Monday, 11 June 2012

Day 76............Guy Fawkes NP. It Was All Fireworks!
Its sections like the Guy Fawkes NP that takes me a way from being a trail runner, for two reasons; You need a trail to trail run, and what this section failed to have was a trail, path, road, or any form of anything to follow, including BNT markers. Also trail running doesn’t include bashing your way through dense scrub, scaling cliffs and crossing rivers up to your neck.
This is how the last couple of wilderness areas have been, adventurous to say the least. The new term for such a activity is ‘Adventure Runner” but with the 70 odd km covered in one go is the term “Ultra Adventure Runner” appropriate?

Call it what you like, but running in paradise is what it was.
The concern for the day was river crossings, and with 28 of them at 80% full you could imagine why? Also the map showed that for the best part the trail went through the river as it headed down stream!

We had camped the night at the head of the trail, for an easy and early start. Vickie joined me for the first kilometre, before deciding it was too cold to be out.
It was a frosty start to the day, the sky was so clear that the moon was still out and I could see the sunrise through the trees of the forest I was heading into.
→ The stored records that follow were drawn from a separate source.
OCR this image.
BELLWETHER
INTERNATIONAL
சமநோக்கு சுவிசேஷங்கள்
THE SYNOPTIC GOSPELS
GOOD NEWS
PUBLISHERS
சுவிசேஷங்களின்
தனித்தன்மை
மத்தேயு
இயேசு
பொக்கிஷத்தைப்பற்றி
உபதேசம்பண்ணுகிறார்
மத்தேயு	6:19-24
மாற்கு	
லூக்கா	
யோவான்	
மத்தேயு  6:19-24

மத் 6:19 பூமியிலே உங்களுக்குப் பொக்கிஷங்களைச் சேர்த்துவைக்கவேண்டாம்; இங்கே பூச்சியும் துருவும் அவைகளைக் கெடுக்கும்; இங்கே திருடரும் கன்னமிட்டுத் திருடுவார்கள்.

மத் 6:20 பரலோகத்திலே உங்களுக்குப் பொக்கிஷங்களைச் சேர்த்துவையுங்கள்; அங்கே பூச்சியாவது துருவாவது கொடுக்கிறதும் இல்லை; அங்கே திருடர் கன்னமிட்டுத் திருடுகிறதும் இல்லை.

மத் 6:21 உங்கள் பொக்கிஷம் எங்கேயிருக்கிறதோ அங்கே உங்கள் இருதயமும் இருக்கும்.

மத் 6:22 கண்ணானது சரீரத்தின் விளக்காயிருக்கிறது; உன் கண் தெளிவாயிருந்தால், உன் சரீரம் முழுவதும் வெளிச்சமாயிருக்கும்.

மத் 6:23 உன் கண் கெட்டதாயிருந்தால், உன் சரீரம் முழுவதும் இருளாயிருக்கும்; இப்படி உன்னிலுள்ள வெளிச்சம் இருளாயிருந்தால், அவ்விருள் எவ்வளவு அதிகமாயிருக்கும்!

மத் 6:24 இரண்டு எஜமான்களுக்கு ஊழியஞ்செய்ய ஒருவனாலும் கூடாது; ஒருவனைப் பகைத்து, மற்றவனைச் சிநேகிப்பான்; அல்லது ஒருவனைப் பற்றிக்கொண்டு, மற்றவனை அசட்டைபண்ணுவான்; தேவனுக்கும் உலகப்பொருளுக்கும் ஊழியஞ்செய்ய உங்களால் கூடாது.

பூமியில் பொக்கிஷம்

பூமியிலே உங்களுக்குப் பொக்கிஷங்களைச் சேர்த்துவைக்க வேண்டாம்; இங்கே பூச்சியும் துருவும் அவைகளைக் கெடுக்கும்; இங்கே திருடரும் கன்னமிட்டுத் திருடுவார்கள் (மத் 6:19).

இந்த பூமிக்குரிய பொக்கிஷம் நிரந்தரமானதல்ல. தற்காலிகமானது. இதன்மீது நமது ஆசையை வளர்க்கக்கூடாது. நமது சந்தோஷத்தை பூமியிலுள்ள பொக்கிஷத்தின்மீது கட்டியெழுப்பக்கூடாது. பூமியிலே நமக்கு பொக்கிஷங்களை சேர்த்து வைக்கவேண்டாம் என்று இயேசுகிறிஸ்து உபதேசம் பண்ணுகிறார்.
As I entered the tree line the trail started to climb at a considerable rate. This would be the only climb of the day as I would be with the Guy Fawkes River for the rest of the day as it snaked its way to the pickup point 63km later.

The views towards the top were magnificent; the spur I was running on was like a knife edge giving me views of the rising fogs both sides of the valleys below. The ribbon like single track balanced itself nicely a top the steep spur. It’s not often that the BNT has given me single track not for a significant amount of time, the morning was spent running up amongst the trees on it before it took and even steeper dive down to the valley floor, where I found myself lost in a jungle of Australian bush and mist.

No makers, no trail, which way to head? The Garmin took me through long grass and brambles, not a good start with grass seeds in socks and scratches on my legs. They were soon soothed with the first river crossing as my legs went numb with the coldness of the water, only knee deep I hoped that they were going to be like this all day.
I looked for an inclining of where to go, perhaps a marker? But, nothing but bush, I quickly learnt that it was going to be a day me, the Garmin and my gut feeling, the only landmark was going to be the river, and as long as I was heading down stream on it all day, than I was going the right way at least!

The river ran through a tight valley with cliffs either side meaning that to head down river meant being in the river or on its rocky slim banks.
The day was crossing after crossing with the hard part being finding a safe place to do so. The corners of the river were often good as the silt banked up offering mini islands; the down side was that the river often had pools that you would have to swim across, or rapids that would wash you downstream. This meant that when the Garmin told me to cross where the trail was meant to be, it wouldn’t always be the case, and I would have to try and pick up the trail (or Garmin coordinate) once reaching the other side, only to find that I need to be back over the other side. It also made it really hard to gauge the distanced covered.

After the first 15km there became more of a river bank, but here the river became wider also, making it more difficult to know how deep it was in places.
Now on the banks there seemed to be some single track trails, leading off all over the place, it wasn’t until I upset a herd of 20 brumbies did I realise where they came from.

There seemed to be Brumbies on every corner of the river, they were great to see out in the wild like this, and they made running along there single track effortless.

As the day went on the river seemed to get deeper and the terrain harder to run on, bring me to a hike at times. The bush was still thick in places and lacerated my legs that were already throbbing from the meter high stinging nettles that lined the river banks.

I was fighting with the light again and was worried that I would be spending the night out here in the wilderness. I came to a section called Winnies Gap that would be a short cut if the river wasn’t too high. It was a dip in the valley wall that you could hike through taking out a 3km bend in the river. I could see why the guide book said if the river was low, each side of the gap was practically a swim and it wasn’t until you were half way across the river that you found that out.
There was a 5km section coming up that wasn’t on the river and I was looking forward to getting away from the relentless river crossings, though the trade-off was steep gully and a bush bash up it.

The weather was once again glorious but it was cold down in the valley and being wet didn’t help. I was looking forward to getting dry and warm and even more so since the sun had disappeared behind the mountains.
It was a race to the end point; I crossed the river for the final time and was happy to as the light was almost gone. For the first time in 60km there was a four wheel drive track that would guide me to the locked gate and the comfort of the Maui Mothership!